4. the detection method according to any one of claims 1 to 3, wherein each of X sperm and Y sperm in the standard is independently a recombinant plasmid containing an X sperm-specific gene and a recombinant plasmid containing a Y sperm-specific gene;

preferably, the X sperm-unique gene comprises a PLP gene;

preferably, the Y sperm unique gene comprises an SRY gene.

5. A kit for detecting the purity of animal sexual control semen is characterized by comprising an X sperm primer pair, a Y sperm primer pair and a standard substance.
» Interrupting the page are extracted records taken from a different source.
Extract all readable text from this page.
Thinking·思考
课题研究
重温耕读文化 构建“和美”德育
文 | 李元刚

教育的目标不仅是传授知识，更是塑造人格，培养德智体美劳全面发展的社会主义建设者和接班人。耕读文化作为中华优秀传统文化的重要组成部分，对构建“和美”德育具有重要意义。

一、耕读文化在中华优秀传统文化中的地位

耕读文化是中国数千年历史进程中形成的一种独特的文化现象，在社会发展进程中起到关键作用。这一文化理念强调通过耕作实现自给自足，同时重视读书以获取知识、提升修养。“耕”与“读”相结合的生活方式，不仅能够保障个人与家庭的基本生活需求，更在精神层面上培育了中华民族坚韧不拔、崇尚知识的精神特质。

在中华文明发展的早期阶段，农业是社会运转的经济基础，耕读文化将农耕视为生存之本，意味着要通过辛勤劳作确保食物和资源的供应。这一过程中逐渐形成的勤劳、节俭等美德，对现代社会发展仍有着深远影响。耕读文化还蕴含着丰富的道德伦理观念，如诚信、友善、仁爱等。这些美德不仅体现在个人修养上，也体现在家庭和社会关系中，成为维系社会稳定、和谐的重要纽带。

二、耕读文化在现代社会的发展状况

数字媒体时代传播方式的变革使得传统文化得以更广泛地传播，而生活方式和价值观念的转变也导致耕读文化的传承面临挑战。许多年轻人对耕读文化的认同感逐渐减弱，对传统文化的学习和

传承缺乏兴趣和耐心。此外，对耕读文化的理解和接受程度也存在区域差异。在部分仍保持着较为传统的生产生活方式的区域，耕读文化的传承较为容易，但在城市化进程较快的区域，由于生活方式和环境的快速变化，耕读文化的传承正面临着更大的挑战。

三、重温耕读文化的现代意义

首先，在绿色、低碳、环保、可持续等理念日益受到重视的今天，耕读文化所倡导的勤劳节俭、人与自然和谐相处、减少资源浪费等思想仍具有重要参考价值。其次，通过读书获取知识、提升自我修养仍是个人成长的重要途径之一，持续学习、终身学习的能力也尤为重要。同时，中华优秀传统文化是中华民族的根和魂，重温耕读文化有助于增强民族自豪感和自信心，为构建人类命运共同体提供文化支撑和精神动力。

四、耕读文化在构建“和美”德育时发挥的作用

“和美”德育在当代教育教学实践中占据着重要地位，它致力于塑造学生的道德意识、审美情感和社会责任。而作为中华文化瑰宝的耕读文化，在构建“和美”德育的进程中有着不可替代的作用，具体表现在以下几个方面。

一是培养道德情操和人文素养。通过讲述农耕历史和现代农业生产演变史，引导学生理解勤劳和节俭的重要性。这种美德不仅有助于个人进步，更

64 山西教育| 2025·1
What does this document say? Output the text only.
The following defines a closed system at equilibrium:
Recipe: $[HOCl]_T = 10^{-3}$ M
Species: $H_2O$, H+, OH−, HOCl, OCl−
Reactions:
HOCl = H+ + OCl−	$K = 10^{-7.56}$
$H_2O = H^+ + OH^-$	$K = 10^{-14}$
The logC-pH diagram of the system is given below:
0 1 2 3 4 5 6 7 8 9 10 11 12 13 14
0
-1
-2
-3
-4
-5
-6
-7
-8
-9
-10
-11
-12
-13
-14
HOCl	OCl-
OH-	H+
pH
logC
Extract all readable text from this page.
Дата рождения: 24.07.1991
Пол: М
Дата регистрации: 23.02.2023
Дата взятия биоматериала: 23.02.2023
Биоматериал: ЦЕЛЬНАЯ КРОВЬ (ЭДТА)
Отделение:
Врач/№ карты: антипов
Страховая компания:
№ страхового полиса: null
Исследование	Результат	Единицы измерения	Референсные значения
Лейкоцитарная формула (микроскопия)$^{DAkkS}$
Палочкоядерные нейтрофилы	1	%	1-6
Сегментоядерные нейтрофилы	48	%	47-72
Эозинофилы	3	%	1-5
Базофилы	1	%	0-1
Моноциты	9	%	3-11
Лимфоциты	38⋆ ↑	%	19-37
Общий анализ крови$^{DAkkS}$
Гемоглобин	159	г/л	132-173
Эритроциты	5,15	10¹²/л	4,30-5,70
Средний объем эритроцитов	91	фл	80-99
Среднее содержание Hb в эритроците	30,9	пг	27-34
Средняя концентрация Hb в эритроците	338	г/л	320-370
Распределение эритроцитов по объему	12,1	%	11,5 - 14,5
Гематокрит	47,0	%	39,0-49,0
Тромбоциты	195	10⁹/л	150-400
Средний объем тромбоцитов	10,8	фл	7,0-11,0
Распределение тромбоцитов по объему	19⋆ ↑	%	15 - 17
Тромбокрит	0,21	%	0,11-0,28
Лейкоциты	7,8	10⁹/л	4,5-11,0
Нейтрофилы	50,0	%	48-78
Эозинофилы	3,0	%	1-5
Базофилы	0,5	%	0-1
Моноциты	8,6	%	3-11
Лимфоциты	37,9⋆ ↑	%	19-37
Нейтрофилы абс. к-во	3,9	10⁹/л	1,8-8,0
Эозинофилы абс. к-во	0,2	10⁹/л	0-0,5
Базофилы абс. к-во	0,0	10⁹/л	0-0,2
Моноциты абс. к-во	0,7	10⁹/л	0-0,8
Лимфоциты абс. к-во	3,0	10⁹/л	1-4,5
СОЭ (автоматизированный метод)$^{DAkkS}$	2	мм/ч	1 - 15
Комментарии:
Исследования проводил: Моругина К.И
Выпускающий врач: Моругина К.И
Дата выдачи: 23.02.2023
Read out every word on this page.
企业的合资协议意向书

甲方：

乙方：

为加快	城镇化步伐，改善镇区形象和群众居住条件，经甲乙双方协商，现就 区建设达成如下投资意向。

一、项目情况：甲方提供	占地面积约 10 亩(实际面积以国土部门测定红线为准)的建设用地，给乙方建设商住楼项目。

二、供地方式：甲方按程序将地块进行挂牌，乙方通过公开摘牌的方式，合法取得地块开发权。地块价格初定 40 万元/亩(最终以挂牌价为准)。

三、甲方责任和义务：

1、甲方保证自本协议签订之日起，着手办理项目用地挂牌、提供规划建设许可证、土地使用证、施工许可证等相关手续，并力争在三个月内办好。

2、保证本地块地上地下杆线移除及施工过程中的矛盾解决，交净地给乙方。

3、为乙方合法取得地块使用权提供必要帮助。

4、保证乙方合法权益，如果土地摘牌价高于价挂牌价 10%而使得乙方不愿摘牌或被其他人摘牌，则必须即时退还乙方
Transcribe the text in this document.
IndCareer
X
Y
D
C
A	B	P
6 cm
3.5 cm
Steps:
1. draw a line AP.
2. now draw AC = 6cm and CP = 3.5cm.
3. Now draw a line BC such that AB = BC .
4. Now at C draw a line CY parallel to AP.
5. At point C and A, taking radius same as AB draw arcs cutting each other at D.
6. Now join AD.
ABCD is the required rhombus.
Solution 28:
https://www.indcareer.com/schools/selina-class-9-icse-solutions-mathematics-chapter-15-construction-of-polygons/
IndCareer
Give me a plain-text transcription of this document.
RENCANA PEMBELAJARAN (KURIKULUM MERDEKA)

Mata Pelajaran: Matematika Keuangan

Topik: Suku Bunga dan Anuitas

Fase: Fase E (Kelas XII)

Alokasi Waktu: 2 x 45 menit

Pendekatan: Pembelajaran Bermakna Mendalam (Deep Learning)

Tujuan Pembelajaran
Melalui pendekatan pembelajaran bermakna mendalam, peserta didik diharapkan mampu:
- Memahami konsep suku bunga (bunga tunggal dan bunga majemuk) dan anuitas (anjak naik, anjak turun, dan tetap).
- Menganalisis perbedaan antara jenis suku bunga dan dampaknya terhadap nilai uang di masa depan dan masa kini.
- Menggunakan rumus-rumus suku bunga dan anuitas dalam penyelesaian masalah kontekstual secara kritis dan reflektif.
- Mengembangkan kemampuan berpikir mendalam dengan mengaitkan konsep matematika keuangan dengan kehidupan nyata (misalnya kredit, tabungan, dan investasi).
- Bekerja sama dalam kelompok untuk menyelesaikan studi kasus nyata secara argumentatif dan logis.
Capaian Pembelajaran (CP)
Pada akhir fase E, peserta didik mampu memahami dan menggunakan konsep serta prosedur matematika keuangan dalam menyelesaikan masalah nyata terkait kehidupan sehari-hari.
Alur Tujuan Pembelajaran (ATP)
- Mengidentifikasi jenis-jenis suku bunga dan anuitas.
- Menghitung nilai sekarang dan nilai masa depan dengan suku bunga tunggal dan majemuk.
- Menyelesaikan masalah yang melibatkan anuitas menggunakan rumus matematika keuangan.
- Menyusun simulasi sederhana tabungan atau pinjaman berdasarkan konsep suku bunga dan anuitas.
6. The kit according to claim 5, wherein the animal sexual control semen comprises bovine sexual control semen, the X sperm primer pair is preferably a PLP gene primer pair, and the Y sperm primer pair is preferably an SRY gene primer pair.

7. The kit of claim 6, wherein the sequence of the PLP gene primer pair is as follows:

PLP-F：5’-TGCTGCTCTCGTTTCACC-3’(SEQ ID NO.1)；

PLP-R：5’-CCCCACATTTGTCTTACC-3’(SEQ ID NO.2)；

preferably, the sequence of the SRY gene primer pair is as follows:

SRY-F：5’-GCCACAGAAATCGCTTCC-3’(SEQ ID NO.3)；

SRY-R：5’-CCGTGTAGCCAATGTTACCTT-3’(SEQ ID NO.4)。

8. the kit according to claim 5, wherein the standards are X sperm and Y sperm, each of which are individually or in combination packaged;

9. The kit according to any one of claims 5 to 8, wherein each of X sperm and Y sperm in the standard is independently a recombinant plasmid containing a unique gene for X sperm and a recombinant plasmid containing a unique gene for Y sperm;

preferably, the X sperm-unique gene comprises a PLP gene;

preferably, the Y sperm unique gene comprises an SRY gene.

10. Use of the detection method according to any one of claims 1 to 4 or the kit according to any one of claims 5 to 9 for assessing the quality of an animal's sexual control semen product.